Monday, August 15, 2005

SNAFU.
On saturday I had to load some security and update patches on some of our print servers that run Xp embedded.
The first one went ok but the second and third went completly tits up and started giving the BSOD after applying the last patch. I discovered that somehow I'd managed to delete most of the files from the patch, which was on a memory stick, after applying it to the first machine.
fortunately I was able to restore both servers from back up and only had to reload the extra applications but I was still here 'till nearly 4 o'clock tho'

Wednesday, August 03, 2005

I just came across this when trying to find out why the latest Nvidia drivers have screwed up video platback on my PC


Here's something for broadband people that will really speed FireFox up:

1.Type about:config into the address bar and hit return. Scroll down and look for the following entries: network.http.pipelining network.http.proxy.pipelining network.http.pipelining.maxrequests Normally the browser will make one request to a web page at a time. When you enable pipelining it will make several at once, which really speeds up page loading.

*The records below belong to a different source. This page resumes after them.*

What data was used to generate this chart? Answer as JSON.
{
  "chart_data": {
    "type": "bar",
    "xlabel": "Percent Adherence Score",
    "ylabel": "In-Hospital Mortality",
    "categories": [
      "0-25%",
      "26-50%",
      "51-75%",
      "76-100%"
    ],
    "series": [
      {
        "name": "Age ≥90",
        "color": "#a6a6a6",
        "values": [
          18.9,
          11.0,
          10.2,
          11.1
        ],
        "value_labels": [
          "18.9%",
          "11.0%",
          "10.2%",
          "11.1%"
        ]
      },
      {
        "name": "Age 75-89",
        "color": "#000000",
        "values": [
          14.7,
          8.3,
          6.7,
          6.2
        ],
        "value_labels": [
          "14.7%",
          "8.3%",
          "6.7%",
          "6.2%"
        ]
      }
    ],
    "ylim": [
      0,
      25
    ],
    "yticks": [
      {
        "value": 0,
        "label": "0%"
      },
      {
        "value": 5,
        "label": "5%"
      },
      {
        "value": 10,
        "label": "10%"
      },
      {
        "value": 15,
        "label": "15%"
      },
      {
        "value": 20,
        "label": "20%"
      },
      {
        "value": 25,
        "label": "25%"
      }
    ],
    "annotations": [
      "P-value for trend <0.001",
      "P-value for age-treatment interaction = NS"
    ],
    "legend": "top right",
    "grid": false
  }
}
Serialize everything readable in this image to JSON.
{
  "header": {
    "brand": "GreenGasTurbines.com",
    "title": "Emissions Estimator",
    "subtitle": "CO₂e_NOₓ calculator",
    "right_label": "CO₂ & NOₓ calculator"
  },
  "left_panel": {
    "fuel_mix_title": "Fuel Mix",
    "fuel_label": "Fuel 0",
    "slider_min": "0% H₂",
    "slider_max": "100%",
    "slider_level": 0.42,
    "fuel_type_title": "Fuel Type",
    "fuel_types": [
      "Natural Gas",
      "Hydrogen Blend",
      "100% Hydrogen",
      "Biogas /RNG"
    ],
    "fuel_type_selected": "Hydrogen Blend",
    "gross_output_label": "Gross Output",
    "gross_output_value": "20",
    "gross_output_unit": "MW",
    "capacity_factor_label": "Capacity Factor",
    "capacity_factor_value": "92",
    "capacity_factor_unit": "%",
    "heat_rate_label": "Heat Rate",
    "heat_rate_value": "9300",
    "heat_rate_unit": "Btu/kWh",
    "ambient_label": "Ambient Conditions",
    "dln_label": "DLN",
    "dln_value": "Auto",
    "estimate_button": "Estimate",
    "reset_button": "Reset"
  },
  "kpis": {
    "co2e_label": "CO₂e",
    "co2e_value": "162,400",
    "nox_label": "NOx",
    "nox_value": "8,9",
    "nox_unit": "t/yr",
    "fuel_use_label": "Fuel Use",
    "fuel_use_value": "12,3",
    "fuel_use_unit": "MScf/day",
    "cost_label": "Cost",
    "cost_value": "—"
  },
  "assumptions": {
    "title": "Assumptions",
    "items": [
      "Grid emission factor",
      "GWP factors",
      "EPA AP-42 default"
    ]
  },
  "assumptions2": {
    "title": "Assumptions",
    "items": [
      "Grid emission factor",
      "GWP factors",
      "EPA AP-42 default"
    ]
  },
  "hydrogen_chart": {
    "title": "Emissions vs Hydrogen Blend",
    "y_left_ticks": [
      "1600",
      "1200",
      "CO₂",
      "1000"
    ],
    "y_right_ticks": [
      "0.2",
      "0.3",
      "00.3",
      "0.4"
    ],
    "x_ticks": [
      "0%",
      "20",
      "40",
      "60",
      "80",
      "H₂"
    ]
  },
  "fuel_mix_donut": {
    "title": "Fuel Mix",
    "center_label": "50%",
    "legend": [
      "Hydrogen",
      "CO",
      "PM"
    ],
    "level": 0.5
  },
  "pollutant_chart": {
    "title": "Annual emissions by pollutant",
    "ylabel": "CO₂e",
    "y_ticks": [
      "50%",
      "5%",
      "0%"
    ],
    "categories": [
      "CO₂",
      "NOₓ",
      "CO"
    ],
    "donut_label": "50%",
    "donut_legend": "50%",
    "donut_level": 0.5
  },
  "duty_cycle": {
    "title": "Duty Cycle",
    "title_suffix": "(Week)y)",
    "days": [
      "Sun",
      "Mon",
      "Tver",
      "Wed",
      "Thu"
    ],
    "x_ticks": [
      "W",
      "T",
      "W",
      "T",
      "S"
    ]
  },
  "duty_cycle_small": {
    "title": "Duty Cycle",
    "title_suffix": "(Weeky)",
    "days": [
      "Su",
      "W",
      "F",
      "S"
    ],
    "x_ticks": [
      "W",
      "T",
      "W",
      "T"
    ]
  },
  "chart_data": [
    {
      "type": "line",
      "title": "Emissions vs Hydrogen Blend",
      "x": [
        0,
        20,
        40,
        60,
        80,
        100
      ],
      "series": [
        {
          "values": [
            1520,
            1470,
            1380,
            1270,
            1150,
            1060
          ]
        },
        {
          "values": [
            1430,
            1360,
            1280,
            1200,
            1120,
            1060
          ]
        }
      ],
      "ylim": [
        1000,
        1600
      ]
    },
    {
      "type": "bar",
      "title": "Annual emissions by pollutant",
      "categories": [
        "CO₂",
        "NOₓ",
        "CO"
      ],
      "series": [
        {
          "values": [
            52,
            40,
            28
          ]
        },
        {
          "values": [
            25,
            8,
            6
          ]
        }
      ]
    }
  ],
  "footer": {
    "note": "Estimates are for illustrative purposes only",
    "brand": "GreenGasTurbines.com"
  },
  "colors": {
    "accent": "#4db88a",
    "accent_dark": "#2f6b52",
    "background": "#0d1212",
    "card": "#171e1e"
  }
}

2. Alter the entries as follows: Set "network.http.pipelining" to "true" Set "network.http.proxy.pipelining" to "true" Set "network.http.pipelining.maxrequests" to some number like 30. This means it will make 30 requests at once.

3. Lastly right-click anywhere and select New-> Integer. Name it "nglayout.initialpaint.delay" and set its value to "0". This value is the amount of time the browser waits before it acts on information it recieves. If you're using a broadband connection you'll load pages MUCH faster now!

I have no idea if this works but I'll be trying it tonight hopefully.